3 minute read

Act Three: Moneyball, Sabermetrics and Retail Labor Standards Analysis

Over the past few weeks, we introduced a series of blog posts (see part one and part two) looking at similarities between the 2011 baseball movie Moneyball and the analytics seen in today’s retail world. In the movie, the main characters Billy Beane (portrayed by Brad Pitt) and Peter Brand (portrayed by Jonah Hill) implement a statistical approach called sabermetrics, which helped Beane and Brand better understand baseball player and team performances. In the first post of the series, we outlined how sabermetrics can help put the right baseball players in the right positions to create team success. In retail, there is a parallel benefit to slotting employees in the right role when customers need them. In the second post, we described how sabermetrics uses past data to forecast future team performance. The same goes for retail; accurate forecasting is paramount to retail success!

In today’s final post of this series, we will describe how similar approaches exist between sabermetrics and retail around how retail leaders utilize what-if technology to examine labor changes. Let’s illustrate with an example. In sabermetrics, one helpful approach is to provide a useful function of the player’s donations to his team. When analyzing player data, coaches and analysts are able to understand the player’s contributions and how they add to or detract from the team’s goals. Given that correlation, general managers can sign or release players with certain characteristics that add or detract from the team’s overall mission. There is a scene in Moneyball where Beane is talking with his scouts about potential players. Beane suggests to the scouts that many average players contribute more to the entire team, making the overall team more valuable. This approach to understanding a given player’s characteristics allowed Beane to understand how that impacted the team as a whole.

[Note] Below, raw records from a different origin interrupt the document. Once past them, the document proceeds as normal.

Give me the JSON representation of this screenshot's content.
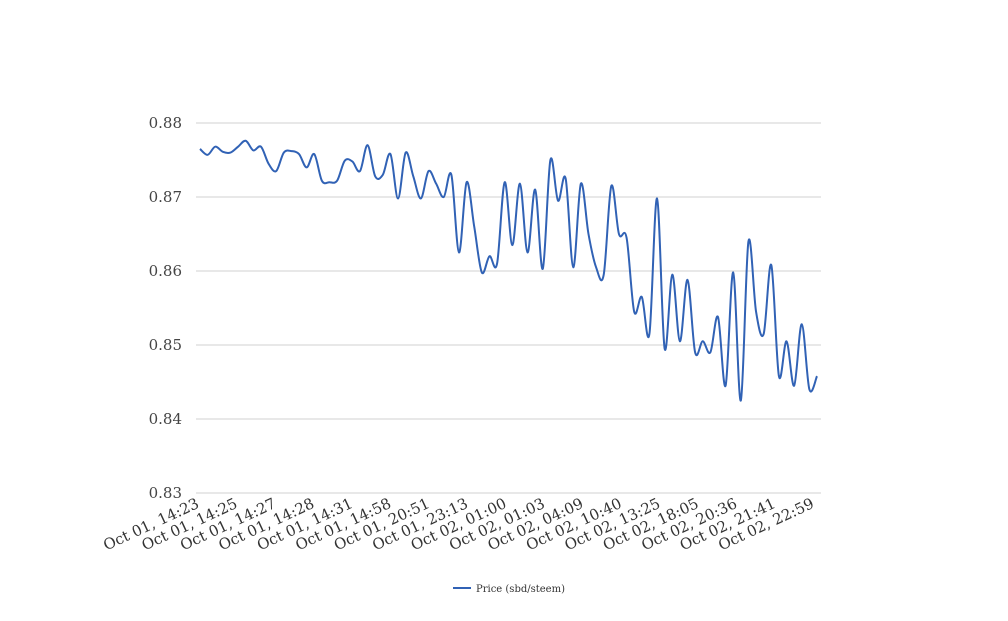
{
  "chart_data": {
    "type": "line",
    "title": "",
    "xlabel": "",
    "ylabel": "",
    "ylim": [
      0.83,
      0.88
    ],
    "yticks": [
      "0.83",
      "0.84",
      "0.85",
      "0.86",
      "0.87",
      "0.88"
    ],
    "grid": true,
    "legend_position": "bottom",
    "line_color": "#3162b5",
    "x_tick_labels": [
      "Oct 01, 14:23",
      "Oct 01, 14:25",
      "Oct 01, 14:27",
      "Oct 01, 14:28",
      "Oct 01, 14:31",
      "Oct 01, 14:58",
      "Oct 01, 20:51",
      "Oct 01, 23:13",
      "Oct 02, 01:00",
      "Oct 02, 01:03",
      "Oct 02, 04:09",
      "Oct 02, 10:40",
      "Oct 02, 13:25",
      "Oct 02, 18:05",
      "Oct 02, 20:36",
      "Oct 02, 21:41",
      "Oct 02, 22:59"
    ],
    "series": [
      {
        "name": "Price (sbd/steem)",
        "values": [
          0.8765,
          0.8757,
          0.8768,
          0.8761,
          0.876,
          0.8768,
          0.8776,
          0.8763,
          0.8768,
          0.8745,
          0.8735,
          0.876,
          0.8762,
          0.8758,
          0.874,
          0.8758,
          0.8722,
          0.872,
          0.8722,
          0.8749,
          0.8748,
          0.8735,
          0.877,
          0.8728,
          0.873,
          0.8758,
          0.8698,
          0.876,
          0.8728,
          0.8698,
          0.8735,
          0.8718,
          0.87,
          0.873,
          0.8625,
          0.872,
          0.866,
          0.8598,
          0.862,
          0.861,
          0.872,
          0.8635,
          0.8718,
          0.8625,
          0.871,
          0.8603,
          0.875,
          0.8695,
          0.8725,
          0.8605,
          0.8718,
          0.865,
          0.8605,
          0.8595,
          0.8715,
          0.865,
          0.8645,
          0.8545,
          0.8565,
          0.8515,
          0.8698,
          0.8495,
          0.8595,
          0.8505,
          0.8588,
          0.849,
          0.8505,
          0.849,
          0.8538,
          0.8445,
          0.8598,
          0.8425,
          0.864,
          0.8545,
          0.8515,
          0.8608,
          0.8458,
          0.8505,
          0.8445,
          0.8528,
          0.844,
          0.8458
        ]
      }
    ]
  }
}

How it plays out in retail

In retail, a similar approach is often used to understand how certain tasks contribute to an entire labor model. Using engineered standards, workforce management teams build labor models from the ground up. This means that the smallest levels of detail (i.e., specific motions within subprocesses of an overall process) are leveraged to build up the larger picture of required labor (i.e., all labor required within a certain department by day.) Having this level of detail allows retailers to make and model changes and see how that impacts the entire model. These modeling environments are often called what-if environments and offer analysts the capacity to determine how one small change would impact the greater whole. In the past, retailers would use their best non-scientific judgement (and previous trial-and-error) to determine these impacts; today, we estimate them with a low degree of error in real time.

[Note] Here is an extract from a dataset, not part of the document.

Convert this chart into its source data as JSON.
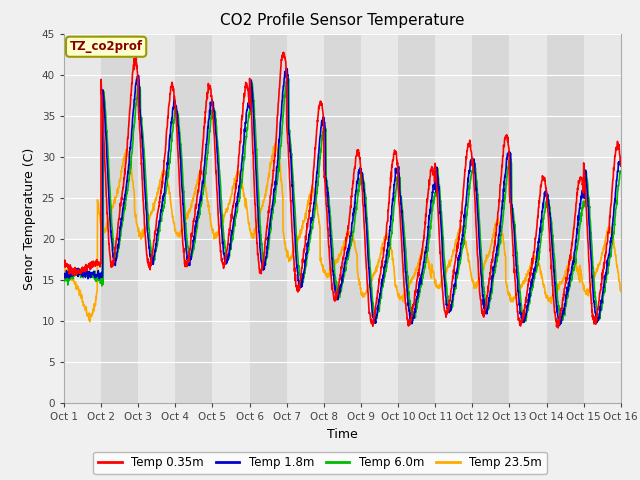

As a recent example, we were part of an analysis where the retailer wanted to understand how much labor would be added to their stores if the requirement to spot-sweep the produce floors was increased from four times to eight times a day. Having engineered standards built at a granular level that included a frequency for sweeping floors allowed us to perform this analysis within the same day and report back to the retailer how much labor that would add to the entire labor model. Without a what-if standards analysis tool, this type of analysis would have taken much longer and likely would have been less accurate. This real-time type of analysis allowed the leadership team to make the decision much faster with a higher level of accuracy, while also allowing the workforce management team to quickly move on to further similar analysis on other labor studies.

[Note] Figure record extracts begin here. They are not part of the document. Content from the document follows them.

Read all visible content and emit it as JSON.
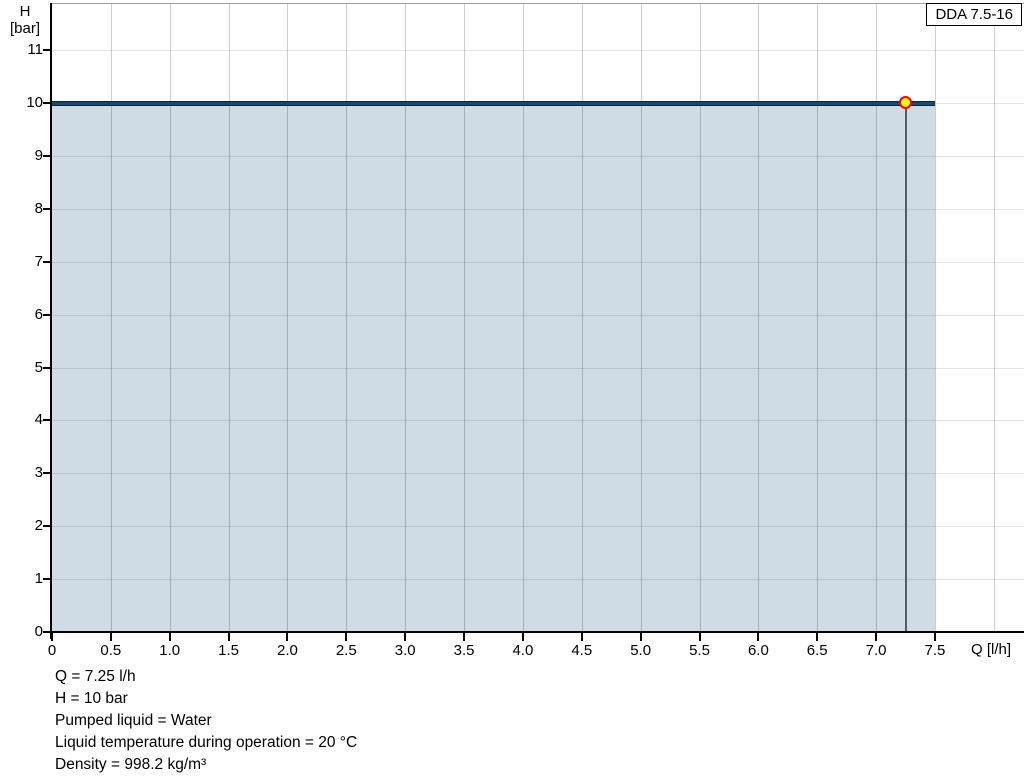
{
  "window": {
    "background": "#ffffff"
  },
  "title_box": {
    "label": "DDA 7.5-16"
  },
  "chart_data": {
    "type": "area",
    "title": "DDA 7.5-16",
    "xlabel": "Q [l/h]",
    "ylabel": "H [bar]",
    "ylabel_lines": [
      "H",
      "[bar]"
    ],
    "x_ticks": {
      "values": [
        0,
        0.5,
        1,
        1.5,
        2,
        2.5,
        3,
        3.5,
        4,
        4.5,
        5,
        5.5,
        6,
        6.5,
        7,
        7.5
      ],
      "labels": [
        "0",
        "0.5",
        "1.0",
        "1.5",
        "2.0",
        "2.5",
        "3.0",
        "3.5",
        "4.0",
        "4.5",
        "5.0",
        "5.5",
        "6.0",
        "6.5",
        "7.0",
        "7.5"
      ]
    },
    "y_ticks": {
      "values": [
        0,
        1,
        2,
        3,
        4,
        5,
        6,
        7,
        8,
        9,
        10,
        11
      ],
      "labels": [
        "0",
        "1",
        "2",
        "3",
        "4",
        "5",
        "6",
        "7",
        "8",
        "9",
        "10",
        "11"
      ]
    },
    "x_grid_values": [
      0.5,
      1,
      1.5,
      2,
      2.5,
      3,
      3.5,
      4,
      4.5,
      5,
      5.5,
      6,
      6.5,
      7,
      7.5,
      8
    ],
    "y_grid_values": [
      1,
      2,
      3,
      4,
      5,
      6,
      7,
      8,
      9,
      10,
      11
    ],
    "xlim": [
      0,
      8.26
    ],
    "ylim": [
      0,
      11.9
    ],
    "grid": true,
    "legend_position": "top-right",
    "series": [
      {
        "name": "pump-curve",
        "points": [
          {
            "q": 0,
            "h": 10
          },
          {
            "q": 7.5,
            "h": 10
          }
        ],
        "color": "#1b4977"
      }
    ],
    "area_fill": {
      "q_from": 0,
      "q_to": 7.5,
      "h_top": 10,
      "color": "#cfdbe5"
    },
    "operating_point": {
      "q": 7.25,
      "h": 10,
      "marker_fill": "#ffff00",
      "marker_stroke": "#ff0000",
      "drop_line_color": "#4f5d6d"
    }
  },
  "colors": {
    "axis": "#000000",
    "grid_horizontal": "rgba(0,0,0,0.10)",
    "grid_vertical": "rgba(0,0,0,0.20)",
    "plot_top_border": "#a0a0a0",
    "curve": "#1b4977",
    "curve_edge": "#0a2438"
  },
  "footer": {
    "lines": [
      "Q = 7.25 l/h",
      "H = 10 bar",
      "Pumped liquid = Water",
      "Liquid temperature during operation = 20 °C",
      "Density = 998.2 kg/m³"
    ]
  }
}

In summary, having a labor model that is built on the smallest levels of detail provides retailers the ability to understand and model how certain characteristics contribute to the entire labor model. But, like Beane’s approach with the scouts, it’s also important to have a tool that can perform the analytics to provide such analysis. The tool saves time and ultimately money, making technological solutions with what-if capabilities very handy for retailers who want to increase their profits!